Let’s say she opened it up on occasion and looked at the tiny faces, the still, quiet, composed versions of her children, and was flooded by a series of memories that were the near opposite of the clean, sedate images. Dirty diapers, sibling fights, the weight of a child sitting in her lap, falling asleep at her breast, stamping their feet and whining, leaning against her in the quiet moments that became increasingly rare as the number of children in her household ballooned. A woman whose dress was often stained by regurgitated breast milk, whose back hurt, who was so tired she forgot what it was to be rested, who loved her children with an animal affection that could never be put into words or captured in the oval of a portrait.
Some of these children surely proved serious, others foolish. All have been gone for many years now. She may have sometimes looked at it and wept for the passage of time and her pending mortality. Wouldn’t you?

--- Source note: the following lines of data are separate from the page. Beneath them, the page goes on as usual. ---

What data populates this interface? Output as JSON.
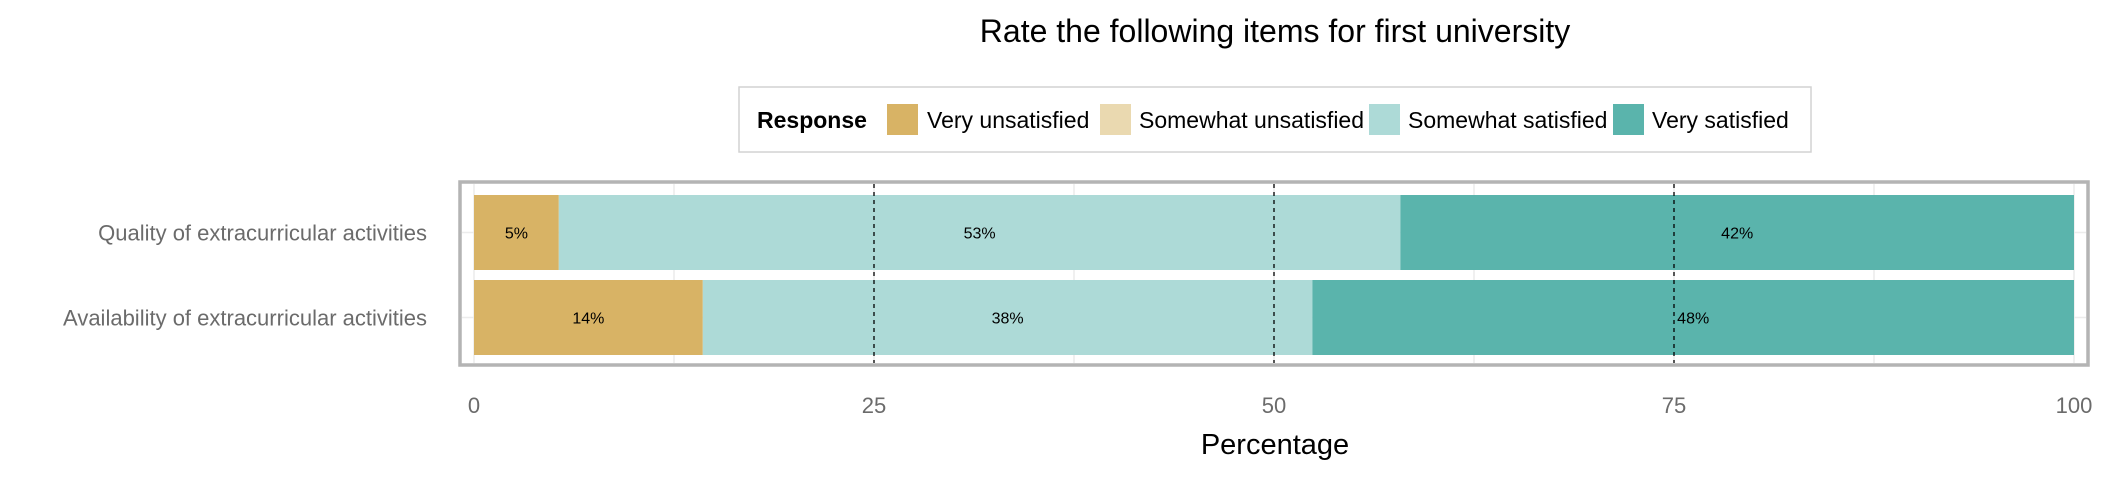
{
  "chart_data": {
    "type": "bar",
    "orientation": "horizontal",
    "stacked": true,
    "title": "Rate the following items for first university",
    "xlabel": "Percentage",
    "ylabel": "",
    "xlim": [
      0,
      100
    ],
    "xticks": [
      "0",
      "25",
      "50",
      "75",
      "100"
    ],
    "categories": [
      "Quality of extracurricular activities",
      "Availability of extracurricular activities"
    ],
    "legend": {
      "title": "Response",
      "position": "top",
      "entries": [
        "Very unsatisfied",
        "Somewhat unsatisfied",
        "Somewhat satisfied",
        "Very satisfied"
      ]
    },
    "series": [
      {
        "name": "Very unsatisfied",
        "color": "#D8B365",
        "values": [
          5.3,
          14.3
        ],
        "labels": [
          "5%",
          "14%"
        ]
      },
      {
        "name": "Somewhat unsatisfied",
        "color": "#EAD9B0",
        "values": [
          0,
          0
        ],
        "labels": [
          "",
          ""
        ]
      },
      {
        "name": "Somewhat satisfied",
        "color": "#ADDAD7",
        "values": [
          52.6,
          38.1
        ],
        "labels": [
          "53%",
          "38%"
        ]
      },
      {
        "name": "Very satisfied",
        "color": "#5AB4AC",
        "values": [
          42.1,
          47.6
        ],
        "labels": [
          "42%",
          "48%"
        ]
      }
    ],
    "reference_lines": [
      25,
      50,
      75
    ],
    "grid": true
  }
}
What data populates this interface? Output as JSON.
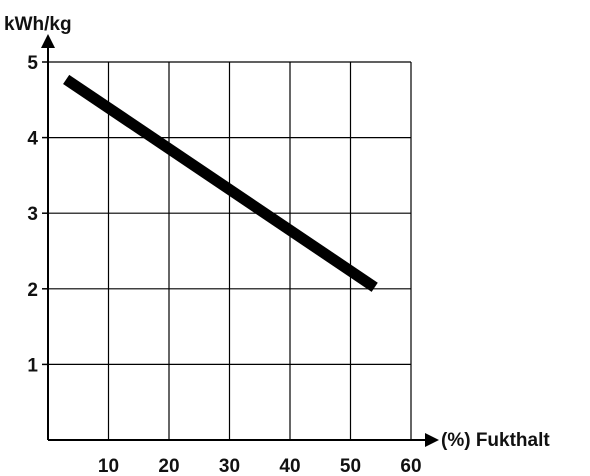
{
  "chart_data": {
    "type": "line",
    "title": "",
    "xlabel": "(%) Fukthalt",
    "ylabel": "kWh/kg",
    "xlim": [
      0,
      60
    ],
    "ylim": [
      0,
      5
    ],
    "x_ticks": [
      10,
      20,
      30,
      40,
      50,
      60
    ],
    "y_ticks": [
      1,
      2,
      3,
      4,
      5
    ],
    "grid": true,
    "series": [
      {
        "x": [
          3,
          54
        ],
        "y": [
          4.77,
          2.02
        ]
      }
    ]
  },
  "colors": {
    "line": "#000000",
    "grid": "#000000",
    "axis": "#000000",
    "background": "#ffffff"
  }
}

Or perhaps she saw how her artist husband made convenient omissions, smoothing their son's cowlick and correcting one daughter's slightly lazy eye, another one's crooked nose. These are only perfect ghosts of her real children. Why did he make this? Was it in honor of his real children, for his real wife, or the phantom ideals of both?
She might have thought of the story still left for the living. Perhaps the older ones could have another miniature made - their father painted the originals, after all - and set into a nice frame. Then they could press it into the hands of their own beloved, securing their place in another person’s memory for at least a little while longer, until it, too, sat tucked away in a box in someone's silent collection.
Here, they might say, this is how I want you to remember me, always at this crystalline moment in time, free of blemish and doubt. I am small and encapsulated. See how easy it is to carry me and feel no weight at all?